Quanto ao quinto ponto, registra-se que até o momento não há, além de memorando de intenções, um plano claro sobre o total de vacinas que o país irá comprar, bem como o tipo delas. Esses itens são fundamentais, uma vez que existem muitas especificadas entre as diferentes vacinas que requerem uma logística de armazenamento e de distribuição totalmente distinta. Na verdade, o que se viu até o momento foi a apresentação de um esboço de um plano de imunização com apenas 18 páginas parecido com o que já vinha sendo feito pelo MS para outras campanhas, o que parece ser mais um grande erro, uma vez que essa doença é bem distinta e, por isso mesmo, exige um plano bem mais complexo e rigorosamente organizado. Portanto, ao ser pressionado diante de mais uma incompetência, o que o general fez foi pegar um plano do MS e apresentá-lo como sua estratégia para a imunização das pessoas. Na essência, o que se observa na área da saúde é que a mesma está sob gestão de um general de competências duvidosa e que se curva às maluquices e ignorâncias de seu chefe. Em resumo, o documento apresentado nem sequer pode ser considerado um esboço do que deveria ser um plano nacional de imunização de enfrentamento dessa terrível doença, tamanho é sua superficialidade. E isto é bastante revelador do desastre que tem sido a gestão nesta área crucial para a sociedade brasileira.

Para fechar a semana com chave de ouro, o general pediu que seu garoto propaganda anunciasse para a sociedade nesta sexta-feira que estará publicando uma Medida Provisória em breve para confiscar qualquer iniciativa de vacinas de estados (produzidas e/ou importadas) fora do comando do MS e de seu estapafúrdio plano nacional de imunização.

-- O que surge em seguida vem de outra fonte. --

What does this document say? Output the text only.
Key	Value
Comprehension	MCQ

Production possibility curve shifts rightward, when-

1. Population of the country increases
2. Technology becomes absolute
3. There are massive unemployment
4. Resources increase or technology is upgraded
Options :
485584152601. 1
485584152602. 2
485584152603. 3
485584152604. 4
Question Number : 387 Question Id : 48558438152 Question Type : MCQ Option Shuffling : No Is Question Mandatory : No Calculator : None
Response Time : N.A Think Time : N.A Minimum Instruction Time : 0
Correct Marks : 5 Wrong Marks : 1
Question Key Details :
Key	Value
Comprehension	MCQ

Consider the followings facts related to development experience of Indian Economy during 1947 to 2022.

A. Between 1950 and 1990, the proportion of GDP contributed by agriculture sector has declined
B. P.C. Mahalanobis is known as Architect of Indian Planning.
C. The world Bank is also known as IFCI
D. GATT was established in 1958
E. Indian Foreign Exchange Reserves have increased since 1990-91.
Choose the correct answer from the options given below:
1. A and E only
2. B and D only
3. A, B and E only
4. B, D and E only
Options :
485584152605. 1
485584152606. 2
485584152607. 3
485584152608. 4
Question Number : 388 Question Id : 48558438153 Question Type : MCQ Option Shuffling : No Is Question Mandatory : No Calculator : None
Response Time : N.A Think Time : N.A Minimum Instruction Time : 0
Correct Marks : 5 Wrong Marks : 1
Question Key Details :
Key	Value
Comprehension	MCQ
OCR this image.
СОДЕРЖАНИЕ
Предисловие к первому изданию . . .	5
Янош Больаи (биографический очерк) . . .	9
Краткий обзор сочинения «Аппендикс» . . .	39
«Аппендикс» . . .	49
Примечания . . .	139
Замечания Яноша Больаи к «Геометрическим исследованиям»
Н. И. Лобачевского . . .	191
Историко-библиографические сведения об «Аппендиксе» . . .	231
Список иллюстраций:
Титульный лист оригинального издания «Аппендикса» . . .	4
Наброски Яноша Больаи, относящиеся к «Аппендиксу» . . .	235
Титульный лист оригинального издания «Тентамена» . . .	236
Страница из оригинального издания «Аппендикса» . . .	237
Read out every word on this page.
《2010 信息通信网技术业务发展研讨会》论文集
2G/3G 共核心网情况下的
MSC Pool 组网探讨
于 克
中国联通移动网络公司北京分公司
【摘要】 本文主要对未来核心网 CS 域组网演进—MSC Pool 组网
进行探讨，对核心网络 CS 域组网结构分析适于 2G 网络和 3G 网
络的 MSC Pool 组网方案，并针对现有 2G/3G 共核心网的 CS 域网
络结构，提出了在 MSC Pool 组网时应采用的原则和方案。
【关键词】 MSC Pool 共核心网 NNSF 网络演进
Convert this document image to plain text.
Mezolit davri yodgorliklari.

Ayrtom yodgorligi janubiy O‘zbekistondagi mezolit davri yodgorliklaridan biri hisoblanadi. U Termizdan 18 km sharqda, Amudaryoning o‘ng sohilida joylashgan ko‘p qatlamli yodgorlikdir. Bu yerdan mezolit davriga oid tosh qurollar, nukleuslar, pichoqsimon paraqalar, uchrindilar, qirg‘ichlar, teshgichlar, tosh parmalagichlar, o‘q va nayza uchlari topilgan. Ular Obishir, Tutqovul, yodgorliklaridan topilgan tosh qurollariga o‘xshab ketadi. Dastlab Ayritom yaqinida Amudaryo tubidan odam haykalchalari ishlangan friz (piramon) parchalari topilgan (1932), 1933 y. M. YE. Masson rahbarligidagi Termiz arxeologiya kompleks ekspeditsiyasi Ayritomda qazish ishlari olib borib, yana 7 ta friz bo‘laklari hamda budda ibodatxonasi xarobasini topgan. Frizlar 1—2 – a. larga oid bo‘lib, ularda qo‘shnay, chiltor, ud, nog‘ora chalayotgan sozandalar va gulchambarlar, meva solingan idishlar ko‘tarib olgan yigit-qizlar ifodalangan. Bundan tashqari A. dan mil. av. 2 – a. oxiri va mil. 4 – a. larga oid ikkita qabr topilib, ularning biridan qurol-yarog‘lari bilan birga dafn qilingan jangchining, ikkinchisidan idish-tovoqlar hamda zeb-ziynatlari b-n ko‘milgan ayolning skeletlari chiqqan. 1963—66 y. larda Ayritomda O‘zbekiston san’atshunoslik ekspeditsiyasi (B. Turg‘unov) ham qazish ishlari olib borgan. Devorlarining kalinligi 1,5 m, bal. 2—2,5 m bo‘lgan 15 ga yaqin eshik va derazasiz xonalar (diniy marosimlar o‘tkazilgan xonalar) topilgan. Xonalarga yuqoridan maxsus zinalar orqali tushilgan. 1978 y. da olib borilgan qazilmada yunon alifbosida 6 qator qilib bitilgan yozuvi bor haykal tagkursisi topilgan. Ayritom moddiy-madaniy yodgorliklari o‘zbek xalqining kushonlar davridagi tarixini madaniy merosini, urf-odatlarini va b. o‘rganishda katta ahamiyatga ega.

Desta maneira, o país se encontra nesse atoleiro produzido por um governo que constantemente despreza a vida e que está deixando um lastro de mortes e de destruição institucional, fatos que por si só projetam um presente e um futuro muito sombrios para o conjunto da sociedade brasileira.

Lauro Mattei – Professor Titular do Departamento de Economia e Relações Internacionais e Professor Permanente do Programa de Pós-Graduação em Administração, ambos da UFSC. Coordenador geral do NECAT-UFSC e Pesquisador do OPPA/CPDA/UFRRJ. Email: [email protected]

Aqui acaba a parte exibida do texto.